La scorsa settimana è stato un vero calvario per le Big Tech a Wall Street. Le vendite si sono abbattute furiosamente su tutto il listino, ma hanno colpito senza pietà i titoli che più degli altri hanno portato avanti il grande rally della Borsa americana negli ultimi due anni. Migliaia di miliardi di dollari sono andati in fumo dopo che il presidente degli Stati Uniti Donald Trump ha scioccato il mondo con i dazi più pesanti della storia americana.
Cina e Taiwan hanno subito un vero salasso, con
prelievi reciproci rispettivamente del 34% e del 32%. I due Paesi rappresentano un punto di riferimento essenziale per aziende come
Apple, Nvidia e Broadcom, per la fornitura dei componenti hardware, l'assemblaggio dei prodotti e la costruzione dei chip. Grazie alle esternalizzazioni, le Big Tech americane hanno potuto realizzare miliardi di profitti negli anni e gli investitori hanno premiato i titoli in Borsa. Smantellare questo sistema non può essere possibile senza mandare all'aria gran parte dei guadagni delle colonne portanti dell'economia a stelle e strisce.
Tuttavia, le aziende tecnologiche ora si trovano di fronte una scelta molto complicata: aumentare i prezzi per proteggere i profitti o assorbire i costi accettando una diminuzione dei guadagni.
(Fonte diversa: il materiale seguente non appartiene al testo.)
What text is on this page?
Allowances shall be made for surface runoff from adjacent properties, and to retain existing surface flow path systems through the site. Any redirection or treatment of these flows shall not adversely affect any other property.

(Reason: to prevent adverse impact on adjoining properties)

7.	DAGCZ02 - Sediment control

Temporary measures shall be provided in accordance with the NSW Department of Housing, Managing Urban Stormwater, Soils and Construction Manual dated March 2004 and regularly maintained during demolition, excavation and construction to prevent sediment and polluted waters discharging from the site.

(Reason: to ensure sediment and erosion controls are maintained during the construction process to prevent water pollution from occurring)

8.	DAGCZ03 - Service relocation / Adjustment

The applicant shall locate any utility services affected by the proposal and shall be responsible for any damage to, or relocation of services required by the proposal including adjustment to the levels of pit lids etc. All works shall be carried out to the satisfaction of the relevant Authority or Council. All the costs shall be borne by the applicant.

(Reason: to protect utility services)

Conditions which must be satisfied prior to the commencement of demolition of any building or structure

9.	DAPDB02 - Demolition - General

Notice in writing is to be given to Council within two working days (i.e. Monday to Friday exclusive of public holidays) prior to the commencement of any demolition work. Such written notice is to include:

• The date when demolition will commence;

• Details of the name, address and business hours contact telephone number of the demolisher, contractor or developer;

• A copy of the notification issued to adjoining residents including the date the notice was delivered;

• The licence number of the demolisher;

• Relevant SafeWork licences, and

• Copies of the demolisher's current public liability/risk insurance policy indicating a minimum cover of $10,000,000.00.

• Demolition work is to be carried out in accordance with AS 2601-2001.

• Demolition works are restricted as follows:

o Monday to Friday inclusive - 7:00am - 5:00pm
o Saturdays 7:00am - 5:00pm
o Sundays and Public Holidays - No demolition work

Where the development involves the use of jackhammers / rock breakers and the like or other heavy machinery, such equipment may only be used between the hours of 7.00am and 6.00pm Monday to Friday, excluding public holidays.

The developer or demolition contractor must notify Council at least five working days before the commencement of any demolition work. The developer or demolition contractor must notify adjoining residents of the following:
In entrambi i casi ci saranno delle controindicazioni. Alzando i prezzi, le aziende rischiano di veder crollare la domanda interna e quindi il fatturato. Tenendo gli stessi prezzi, rischiano di essere meno redditizie senza un aumento di volumi. Tale aumento sarebbe molto difficile in un momento in cui i consumatori sono sotto pressione. Nel probabile scenario negativo che si presenta, gli investitori non sono affatto contenti.
"Questo è davvero lo scenario peggiore per la tecnologia, e non credo che abbiamo visto la fine delle vendite delle azioni, dal momento che continueranno a soffrire fino a quando non avremo maggiore chiarezza o un cambiamento nella politica", ha detto Paul Stanley, Chief investment officer di Granite Bay Wealth Management.
Wall Street: ecco due problemi per le Big Tech con i dazi
Wall Street vede il tentativo di Trump di riportare la produzione negli Stati Uniti come un grande azzardo, perché in primis ciò sarebbe estremamente costoso e in secondo luogo richiederebbe molti anni per essere realizzato.
Secondo le stime di Dan Ives, analista di Wedbush, Apple, ad esempio, per spostare appena il 10% della sua catena di approvvigionamento dall'Asia agli Stati Uniti avrebbe bisogno di una spesa di 30 miliardi di dollari e una tempistica di tre anni. "Una tale mossa causerebbe gravi interruzioni e il prezzo degli iPhone prodotti negli Stati Uniti aumenterebbe notevolmente".
Attualmente, il margine di Apple di oltre il 30% sull'iPhone è determinato dal fatto che la manodopera e i componenti per realizzare il prodotto costano relativamente poco in Asia. Trasferire tutto in America significherebbe dover affrontare costi ben più pesanti.
In questo caos generale però c'è anche chi vede delle opportunità, se si ha un'ottica di lungo termine. "Si stanno creando significative sacche di opportunità", ha affermato Jason Britton, Chief investment officer di Reflection Asset Management, che ha acquistato il ribasso delle azioni. "Sto allocando denaro nelle aziende che mi piacevano. Se il tuo orizzonte d'investimento è più lungo di 12 mesi, e se ieri valutavi delle società solide, dovresti acquistarle oggi".